Tirant une cigarette d’un étui d’or, il l’alluma calmement, ce qui lui donna le temps de répondre, mais ses yeux sombres parurent se rétrécir.

— Nous n’étions pas seuls et puis ce n’était pas un voyage très passionnant. J’aimerais mieux que vous me racontiez le vôtre. Où êtes-vous allée ?

— En Angleterre. Mon grand-père tenait à me montrer les côtes de la Cornouailles. Cela doit paraître bien mince à un grand voyageur tel que vous l’êtes ?

— Détrompez-vous ! C’est ce que j’appelle un voyage intelligent. Jusqu’où êtes-vous allée ?

— Jusqu’à Tintagel. Grand-père m’a conduite au château du roi Mark mais le temps s’est gâté et nous n’avons pas pu aborder. Oh ! c’était tellement beau !…

— Eh bien, vous y retournerez.

— Je le voudrais tant ! Mais Grand-père dit qu’il faut y aller seulement avec quelqu’un que l’on aime…

Elle rougit brusquement et se tut.
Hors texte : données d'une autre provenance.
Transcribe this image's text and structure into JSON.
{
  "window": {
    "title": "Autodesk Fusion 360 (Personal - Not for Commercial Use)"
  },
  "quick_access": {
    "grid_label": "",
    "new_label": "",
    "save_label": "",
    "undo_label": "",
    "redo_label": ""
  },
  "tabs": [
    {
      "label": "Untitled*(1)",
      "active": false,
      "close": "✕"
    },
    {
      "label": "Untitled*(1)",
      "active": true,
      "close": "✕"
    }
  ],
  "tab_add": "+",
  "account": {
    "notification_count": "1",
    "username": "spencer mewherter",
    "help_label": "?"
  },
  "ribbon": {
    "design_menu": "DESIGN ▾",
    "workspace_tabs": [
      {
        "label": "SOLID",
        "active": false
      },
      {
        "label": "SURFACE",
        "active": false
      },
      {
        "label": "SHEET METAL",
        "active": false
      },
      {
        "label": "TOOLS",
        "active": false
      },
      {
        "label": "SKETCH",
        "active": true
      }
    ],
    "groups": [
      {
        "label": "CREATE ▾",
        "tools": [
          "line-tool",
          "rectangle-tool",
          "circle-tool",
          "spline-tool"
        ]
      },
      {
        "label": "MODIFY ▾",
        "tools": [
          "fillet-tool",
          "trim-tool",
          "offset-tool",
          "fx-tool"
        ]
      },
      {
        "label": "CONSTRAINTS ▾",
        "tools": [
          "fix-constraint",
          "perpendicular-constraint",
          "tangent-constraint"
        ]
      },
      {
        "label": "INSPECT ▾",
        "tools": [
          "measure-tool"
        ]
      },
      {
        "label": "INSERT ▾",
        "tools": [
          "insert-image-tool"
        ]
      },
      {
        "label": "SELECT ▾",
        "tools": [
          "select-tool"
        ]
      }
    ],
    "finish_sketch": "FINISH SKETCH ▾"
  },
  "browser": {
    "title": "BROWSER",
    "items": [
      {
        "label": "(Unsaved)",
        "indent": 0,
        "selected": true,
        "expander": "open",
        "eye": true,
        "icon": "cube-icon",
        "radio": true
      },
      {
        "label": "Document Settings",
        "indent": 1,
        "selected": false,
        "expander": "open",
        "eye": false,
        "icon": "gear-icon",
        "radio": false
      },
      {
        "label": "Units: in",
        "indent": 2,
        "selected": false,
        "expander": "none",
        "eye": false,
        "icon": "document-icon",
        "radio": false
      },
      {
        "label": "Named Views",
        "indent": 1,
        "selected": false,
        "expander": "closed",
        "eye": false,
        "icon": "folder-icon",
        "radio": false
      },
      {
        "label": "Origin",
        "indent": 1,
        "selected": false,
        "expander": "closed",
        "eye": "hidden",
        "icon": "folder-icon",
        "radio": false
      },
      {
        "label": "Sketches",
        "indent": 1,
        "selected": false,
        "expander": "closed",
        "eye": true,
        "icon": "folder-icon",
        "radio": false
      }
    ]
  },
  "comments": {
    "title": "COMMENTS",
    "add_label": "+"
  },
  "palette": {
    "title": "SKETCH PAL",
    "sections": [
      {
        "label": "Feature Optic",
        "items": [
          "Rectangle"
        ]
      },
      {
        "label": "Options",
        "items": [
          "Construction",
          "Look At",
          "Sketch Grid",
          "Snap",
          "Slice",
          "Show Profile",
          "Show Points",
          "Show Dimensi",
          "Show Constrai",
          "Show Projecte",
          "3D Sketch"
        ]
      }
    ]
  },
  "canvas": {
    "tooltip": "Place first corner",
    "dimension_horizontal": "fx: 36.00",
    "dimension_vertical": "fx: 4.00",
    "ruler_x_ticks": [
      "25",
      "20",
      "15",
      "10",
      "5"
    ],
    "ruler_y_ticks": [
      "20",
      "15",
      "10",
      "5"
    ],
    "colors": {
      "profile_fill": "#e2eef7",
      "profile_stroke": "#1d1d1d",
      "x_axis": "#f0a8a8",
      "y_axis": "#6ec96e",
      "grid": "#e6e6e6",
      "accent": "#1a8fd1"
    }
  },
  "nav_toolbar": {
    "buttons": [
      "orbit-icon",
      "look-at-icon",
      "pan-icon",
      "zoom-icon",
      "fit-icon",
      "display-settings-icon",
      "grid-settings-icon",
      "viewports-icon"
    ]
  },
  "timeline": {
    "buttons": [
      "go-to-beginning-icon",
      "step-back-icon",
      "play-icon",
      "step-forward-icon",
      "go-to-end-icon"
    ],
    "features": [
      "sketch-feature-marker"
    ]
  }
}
Emportée par l’enthousiasme, elle allait dire à ce beau jeune homme qui la regardait si doucement que c’était avec lui qu’elle aimerait revoir ce roc des âges légendaires… Il y eut un petit silence puis Francis murmura sans la quitter des yeux :

— C’est une idée charmante et je suis bien certain que vous n’aurez aucune peine à réaliser ce rêve.